Slicing for fit ranges or thinning should be applied to the inputs before calling this method.

cov_blocks(*data: DataStats) ndarray

Covariance matrix of multiple DataStats objects merged into one.

All datasets are concatenated along the observable axis before the covariance is computed, preserving cross-correlations between them.

Parameters:
*dataDataStats

Datasets to merge.

Returns:
np.ndarray

Full covariance matrix of the concatenated dataset.

cov_blocks_diag(*data: DataStats) ndarray

Block-diagonal covariance matrix of multiple DataStats objects.

Computes the covariance of each dataset independently and assembles them into a block-diagonal matrix, assuming no cross-correlations.

Parameters:
*dataDataStats

Datasets for each diagonal block.

Returns:
np.ndarray

Block-diagonal covariance matrix.

err_func(array_mean: ndarray, array_bins: ndarray) ndarray

Compute the statistical error from resampled bins.

Parameters:
array_meannp.ndarray

Sample mean, shape (T,).

array_binsnp.ndarray

Resampled bins, shape (num_bins, T).

Returns:
np.ndarray

Statistical errors, shape (T,).

Notes

The error is computed as:

\[\sigma_i = \sqrt{f \cdot \frac{1}{N_\mathrm{bins}} \sum_b \left(b_i - \bar{x}_i\right)^2}\]

where \(f\) is the prefactor defined by the concrete subclass.

generate_bins(array_raw: ndarray) ndarray

Generate bootstrap bins from raw configurations.

Parameters:
array_rawnp.ndarray

Raw configurations, shape (num_config, T).

Returns:
np.ndarray

Bootstrap bins, shape (num_bins, T).

Raises:
ValueError

If the number of configurations in array_raw does not match self.num_config.

Notes

Each bootstrap sample is the mean of num_config configurations drawn with replacement. The random state is seeded with self.seed so results are fully reproducible.
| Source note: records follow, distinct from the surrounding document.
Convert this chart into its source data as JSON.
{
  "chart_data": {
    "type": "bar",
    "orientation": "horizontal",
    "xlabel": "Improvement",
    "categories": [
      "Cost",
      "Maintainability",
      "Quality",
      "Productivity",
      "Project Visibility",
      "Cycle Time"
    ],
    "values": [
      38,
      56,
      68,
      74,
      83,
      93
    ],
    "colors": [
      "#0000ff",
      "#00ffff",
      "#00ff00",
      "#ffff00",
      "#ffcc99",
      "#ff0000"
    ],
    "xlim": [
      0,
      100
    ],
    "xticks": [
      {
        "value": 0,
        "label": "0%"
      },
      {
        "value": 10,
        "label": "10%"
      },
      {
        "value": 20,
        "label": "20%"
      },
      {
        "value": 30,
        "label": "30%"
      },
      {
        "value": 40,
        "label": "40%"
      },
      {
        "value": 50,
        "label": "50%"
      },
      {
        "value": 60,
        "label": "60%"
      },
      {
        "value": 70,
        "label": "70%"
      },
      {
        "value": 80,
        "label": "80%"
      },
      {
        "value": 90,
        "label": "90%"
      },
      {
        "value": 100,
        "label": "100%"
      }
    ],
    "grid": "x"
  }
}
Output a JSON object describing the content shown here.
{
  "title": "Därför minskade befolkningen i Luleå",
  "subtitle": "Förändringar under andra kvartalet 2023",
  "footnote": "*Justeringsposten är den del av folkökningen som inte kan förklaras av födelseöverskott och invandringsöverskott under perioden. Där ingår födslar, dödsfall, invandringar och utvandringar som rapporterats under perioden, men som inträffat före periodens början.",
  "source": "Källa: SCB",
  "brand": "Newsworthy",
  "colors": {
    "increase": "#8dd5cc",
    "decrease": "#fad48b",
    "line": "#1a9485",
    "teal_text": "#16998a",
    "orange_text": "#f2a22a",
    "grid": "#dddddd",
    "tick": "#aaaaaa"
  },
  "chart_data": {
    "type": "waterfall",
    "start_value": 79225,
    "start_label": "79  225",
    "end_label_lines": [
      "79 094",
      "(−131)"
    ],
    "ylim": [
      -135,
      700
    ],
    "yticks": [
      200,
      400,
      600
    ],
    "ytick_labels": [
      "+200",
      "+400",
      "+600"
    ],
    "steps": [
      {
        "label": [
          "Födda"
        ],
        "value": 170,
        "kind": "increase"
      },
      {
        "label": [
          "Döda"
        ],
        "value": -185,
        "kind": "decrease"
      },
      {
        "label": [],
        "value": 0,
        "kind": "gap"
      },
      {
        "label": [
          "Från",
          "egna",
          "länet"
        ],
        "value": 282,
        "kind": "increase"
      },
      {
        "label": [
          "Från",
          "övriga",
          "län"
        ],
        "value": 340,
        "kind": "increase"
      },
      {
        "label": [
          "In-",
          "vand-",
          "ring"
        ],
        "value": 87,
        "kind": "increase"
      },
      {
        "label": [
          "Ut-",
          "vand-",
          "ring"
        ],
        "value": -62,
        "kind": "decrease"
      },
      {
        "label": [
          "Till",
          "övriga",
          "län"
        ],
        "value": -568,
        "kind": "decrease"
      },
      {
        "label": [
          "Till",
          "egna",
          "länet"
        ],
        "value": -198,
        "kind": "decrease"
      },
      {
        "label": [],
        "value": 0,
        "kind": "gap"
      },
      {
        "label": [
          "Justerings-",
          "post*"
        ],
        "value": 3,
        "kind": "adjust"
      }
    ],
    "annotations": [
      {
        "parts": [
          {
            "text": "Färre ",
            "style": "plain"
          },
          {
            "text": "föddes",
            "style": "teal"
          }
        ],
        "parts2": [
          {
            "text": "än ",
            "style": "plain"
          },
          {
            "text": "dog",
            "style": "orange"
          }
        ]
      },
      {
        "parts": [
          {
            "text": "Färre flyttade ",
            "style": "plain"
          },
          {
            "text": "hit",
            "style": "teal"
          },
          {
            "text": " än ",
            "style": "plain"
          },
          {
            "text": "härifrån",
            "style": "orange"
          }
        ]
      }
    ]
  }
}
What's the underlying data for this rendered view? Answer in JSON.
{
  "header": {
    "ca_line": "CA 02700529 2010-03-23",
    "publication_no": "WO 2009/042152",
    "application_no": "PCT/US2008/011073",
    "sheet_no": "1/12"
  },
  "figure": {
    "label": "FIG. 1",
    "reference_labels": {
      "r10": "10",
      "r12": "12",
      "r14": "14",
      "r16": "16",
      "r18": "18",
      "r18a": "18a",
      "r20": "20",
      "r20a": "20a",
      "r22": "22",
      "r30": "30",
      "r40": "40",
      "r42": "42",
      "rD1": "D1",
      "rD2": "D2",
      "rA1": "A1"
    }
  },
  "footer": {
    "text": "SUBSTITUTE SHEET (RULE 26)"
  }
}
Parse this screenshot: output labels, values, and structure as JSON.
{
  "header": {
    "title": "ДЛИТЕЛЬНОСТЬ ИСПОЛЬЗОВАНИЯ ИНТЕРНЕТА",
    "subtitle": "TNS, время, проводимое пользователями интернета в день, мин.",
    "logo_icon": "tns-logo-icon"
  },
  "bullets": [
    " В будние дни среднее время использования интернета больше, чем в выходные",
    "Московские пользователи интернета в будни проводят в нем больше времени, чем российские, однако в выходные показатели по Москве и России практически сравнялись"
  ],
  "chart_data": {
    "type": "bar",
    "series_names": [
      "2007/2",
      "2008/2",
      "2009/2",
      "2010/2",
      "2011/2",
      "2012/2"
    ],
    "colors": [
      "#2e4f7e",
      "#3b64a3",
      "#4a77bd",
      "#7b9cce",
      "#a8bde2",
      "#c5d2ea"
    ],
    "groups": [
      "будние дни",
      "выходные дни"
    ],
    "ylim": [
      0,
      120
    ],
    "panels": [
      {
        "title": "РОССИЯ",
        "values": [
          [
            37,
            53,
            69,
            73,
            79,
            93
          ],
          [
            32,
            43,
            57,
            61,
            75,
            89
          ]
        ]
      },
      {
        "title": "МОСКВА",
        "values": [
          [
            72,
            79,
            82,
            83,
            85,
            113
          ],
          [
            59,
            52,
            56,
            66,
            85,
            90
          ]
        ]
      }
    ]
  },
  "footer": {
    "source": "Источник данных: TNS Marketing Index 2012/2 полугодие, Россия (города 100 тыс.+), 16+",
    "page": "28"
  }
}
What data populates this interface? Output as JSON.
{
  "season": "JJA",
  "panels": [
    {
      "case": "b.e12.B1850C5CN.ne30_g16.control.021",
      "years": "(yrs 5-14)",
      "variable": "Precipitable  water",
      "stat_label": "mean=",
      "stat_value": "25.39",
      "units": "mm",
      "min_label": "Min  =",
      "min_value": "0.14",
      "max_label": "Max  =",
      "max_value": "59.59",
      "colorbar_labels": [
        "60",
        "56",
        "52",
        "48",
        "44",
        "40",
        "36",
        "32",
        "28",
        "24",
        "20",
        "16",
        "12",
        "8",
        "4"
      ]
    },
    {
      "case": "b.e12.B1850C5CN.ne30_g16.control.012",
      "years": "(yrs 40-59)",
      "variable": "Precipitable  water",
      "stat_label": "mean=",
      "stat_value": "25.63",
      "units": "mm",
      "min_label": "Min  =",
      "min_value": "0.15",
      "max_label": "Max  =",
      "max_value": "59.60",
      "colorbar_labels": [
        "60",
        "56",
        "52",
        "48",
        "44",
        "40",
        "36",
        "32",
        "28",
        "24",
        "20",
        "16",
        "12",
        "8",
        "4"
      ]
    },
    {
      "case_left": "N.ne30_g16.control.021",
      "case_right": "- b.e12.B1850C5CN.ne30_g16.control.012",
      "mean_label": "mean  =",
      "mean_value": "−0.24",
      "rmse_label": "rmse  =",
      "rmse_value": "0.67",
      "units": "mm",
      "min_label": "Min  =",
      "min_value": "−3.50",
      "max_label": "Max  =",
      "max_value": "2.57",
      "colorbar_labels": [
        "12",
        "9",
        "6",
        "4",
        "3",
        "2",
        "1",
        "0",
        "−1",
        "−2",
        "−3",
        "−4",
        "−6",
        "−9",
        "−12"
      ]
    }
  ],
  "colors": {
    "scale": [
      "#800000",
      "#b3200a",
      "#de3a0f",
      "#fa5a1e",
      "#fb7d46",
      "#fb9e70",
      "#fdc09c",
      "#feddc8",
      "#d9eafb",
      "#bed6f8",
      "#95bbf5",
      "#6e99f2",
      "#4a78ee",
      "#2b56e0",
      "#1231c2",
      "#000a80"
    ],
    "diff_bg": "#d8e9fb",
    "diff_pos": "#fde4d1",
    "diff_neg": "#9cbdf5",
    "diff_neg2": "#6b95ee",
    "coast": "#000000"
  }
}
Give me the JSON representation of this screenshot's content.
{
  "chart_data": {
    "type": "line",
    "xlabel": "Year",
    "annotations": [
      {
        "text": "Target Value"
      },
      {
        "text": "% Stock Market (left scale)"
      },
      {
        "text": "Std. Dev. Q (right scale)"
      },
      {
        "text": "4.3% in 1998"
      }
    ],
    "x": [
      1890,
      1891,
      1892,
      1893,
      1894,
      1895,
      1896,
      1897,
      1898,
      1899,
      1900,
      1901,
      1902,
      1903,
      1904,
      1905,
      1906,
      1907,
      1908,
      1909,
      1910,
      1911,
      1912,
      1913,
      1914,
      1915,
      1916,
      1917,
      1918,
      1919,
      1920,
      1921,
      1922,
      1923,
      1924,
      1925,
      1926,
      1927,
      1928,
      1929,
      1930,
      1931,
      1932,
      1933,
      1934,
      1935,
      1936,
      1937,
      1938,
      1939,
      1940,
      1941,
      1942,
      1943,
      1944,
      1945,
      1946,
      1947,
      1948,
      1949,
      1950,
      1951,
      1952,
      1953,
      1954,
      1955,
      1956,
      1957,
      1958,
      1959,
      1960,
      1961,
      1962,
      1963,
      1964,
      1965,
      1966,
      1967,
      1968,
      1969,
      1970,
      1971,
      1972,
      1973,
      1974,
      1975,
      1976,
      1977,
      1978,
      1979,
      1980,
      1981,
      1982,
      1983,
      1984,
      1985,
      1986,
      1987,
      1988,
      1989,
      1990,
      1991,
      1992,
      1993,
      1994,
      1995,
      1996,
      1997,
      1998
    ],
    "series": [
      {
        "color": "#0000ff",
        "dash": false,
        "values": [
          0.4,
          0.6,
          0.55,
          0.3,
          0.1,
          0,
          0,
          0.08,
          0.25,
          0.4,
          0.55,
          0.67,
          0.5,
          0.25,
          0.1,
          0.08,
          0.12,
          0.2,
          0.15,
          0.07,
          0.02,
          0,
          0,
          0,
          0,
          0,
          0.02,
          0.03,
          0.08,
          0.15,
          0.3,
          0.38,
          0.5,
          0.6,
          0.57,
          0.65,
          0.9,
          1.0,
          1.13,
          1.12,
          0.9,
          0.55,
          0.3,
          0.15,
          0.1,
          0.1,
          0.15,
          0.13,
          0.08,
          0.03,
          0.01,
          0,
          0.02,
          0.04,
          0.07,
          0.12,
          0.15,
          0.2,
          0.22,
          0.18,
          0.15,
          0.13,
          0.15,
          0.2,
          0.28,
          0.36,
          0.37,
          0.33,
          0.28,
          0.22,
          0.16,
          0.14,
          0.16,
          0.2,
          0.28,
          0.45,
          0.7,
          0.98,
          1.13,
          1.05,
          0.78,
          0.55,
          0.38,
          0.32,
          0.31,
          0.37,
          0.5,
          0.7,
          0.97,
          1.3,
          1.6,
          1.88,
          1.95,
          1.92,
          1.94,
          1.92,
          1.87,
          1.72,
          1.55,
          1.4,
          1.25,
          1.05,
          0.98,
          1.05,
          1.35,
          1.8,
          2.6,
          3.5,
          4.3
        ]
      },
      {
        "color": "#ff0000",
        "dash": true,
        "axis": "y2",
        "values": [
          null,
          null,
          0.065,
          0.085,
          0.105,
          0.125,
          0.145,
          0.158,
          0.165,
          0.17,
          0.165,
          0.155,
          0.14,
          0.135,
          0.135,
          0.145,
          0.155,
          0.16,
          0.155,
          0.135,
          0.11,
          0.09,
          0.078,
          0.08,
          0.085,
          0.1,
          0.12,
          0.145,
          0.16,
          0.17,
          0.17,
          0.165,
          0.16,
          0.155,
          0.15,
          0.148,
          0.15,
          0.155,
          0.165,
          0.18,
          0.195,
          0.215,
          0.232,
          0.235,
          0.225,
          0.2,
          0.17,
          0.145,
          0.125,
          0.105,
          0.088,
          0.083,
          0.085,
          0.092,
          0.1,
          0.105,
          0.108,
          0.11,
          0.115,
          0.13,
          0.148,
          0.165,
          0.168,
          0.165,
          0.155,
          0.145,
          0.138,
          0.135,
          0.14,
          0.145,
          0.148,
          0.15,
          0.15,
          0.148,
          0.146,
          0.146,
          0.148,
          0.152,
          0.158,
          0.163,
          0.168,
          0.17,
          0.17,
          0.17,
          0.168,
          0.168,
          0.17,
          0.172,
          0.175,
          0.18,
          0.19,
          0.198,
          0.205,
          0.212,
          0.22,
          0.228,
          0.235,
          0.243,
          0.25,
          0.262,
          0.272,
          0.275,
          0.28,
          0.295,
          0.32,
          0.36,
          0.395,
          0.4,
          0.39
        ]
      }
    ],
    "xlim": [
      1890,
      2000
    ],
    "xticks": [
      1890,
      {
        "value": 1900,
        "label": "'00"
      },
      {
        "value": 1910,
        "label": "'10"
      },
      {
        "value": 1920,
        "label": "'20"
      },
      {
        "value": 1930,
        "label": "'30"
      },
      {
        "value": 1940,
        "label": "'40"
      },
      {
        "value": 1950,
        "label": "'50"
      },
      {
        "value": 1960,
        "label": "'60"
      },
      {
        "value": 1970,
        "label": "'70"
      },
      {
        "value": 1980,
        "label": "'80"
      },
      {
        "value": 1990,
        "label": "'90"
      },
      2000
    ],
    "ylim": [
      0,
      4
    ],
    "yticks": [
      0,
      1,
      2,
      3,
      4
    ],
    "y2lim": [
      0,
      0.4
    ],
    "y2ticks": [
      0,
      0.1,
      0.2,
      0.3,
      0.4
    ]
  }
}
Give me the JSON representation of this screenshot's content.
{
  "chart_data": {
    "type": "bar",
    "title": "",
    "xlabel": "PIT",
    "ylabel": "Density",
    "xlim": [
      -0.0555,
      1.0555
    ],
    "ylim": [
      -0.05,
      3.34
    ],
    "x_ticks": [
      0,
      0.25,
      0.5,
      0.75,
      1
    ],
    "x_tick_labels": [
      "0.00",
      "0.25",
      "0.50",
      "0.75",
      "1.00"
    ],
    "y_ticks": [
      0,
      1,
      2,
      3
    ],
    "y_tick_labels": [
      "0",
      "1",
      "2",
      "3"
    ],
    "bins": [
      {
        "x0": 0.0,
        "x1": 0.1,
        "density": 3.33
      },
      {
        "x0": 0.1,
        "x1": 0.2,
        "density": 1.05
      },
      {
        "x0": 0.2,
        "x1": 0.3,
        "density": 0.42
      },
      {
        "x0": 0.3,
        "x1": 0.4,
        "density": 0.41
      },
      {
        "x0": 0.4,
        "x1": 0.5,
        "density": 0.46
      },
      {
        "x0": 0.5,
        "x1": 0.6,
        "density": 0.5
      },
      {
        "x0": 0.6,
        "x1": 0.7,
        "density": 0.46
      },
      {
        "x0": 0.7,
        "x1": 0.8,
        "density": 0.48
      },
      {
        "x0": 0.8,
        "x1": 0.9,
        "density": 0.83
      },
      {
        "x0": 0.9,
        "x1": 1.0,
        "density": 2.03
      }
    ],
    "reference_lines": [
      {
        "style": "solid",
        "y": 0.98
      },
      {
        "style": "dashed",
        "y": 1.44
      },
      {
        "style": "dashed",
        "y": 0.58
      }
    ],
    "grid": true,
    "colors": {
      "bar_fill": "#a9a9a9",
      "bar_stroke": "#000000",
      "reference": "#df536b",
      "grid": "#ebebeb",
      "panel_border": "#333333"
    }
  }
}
generate_stats(array_raw: ndarray) tuple[ndarray, ndarray, ndarray]

Compute mean, error, and resampled bins from raw configurations.

Parameters:
array_rawnp.ndarray

Raw configurations, shape (num_config, T).

Returns:
meannp.ndarray

Sample mean, shape (T,).

errnp.ndarray

Statistical error, shape (T,).

binsnp.ndarray

Resampled bins, shape (num_bins, T).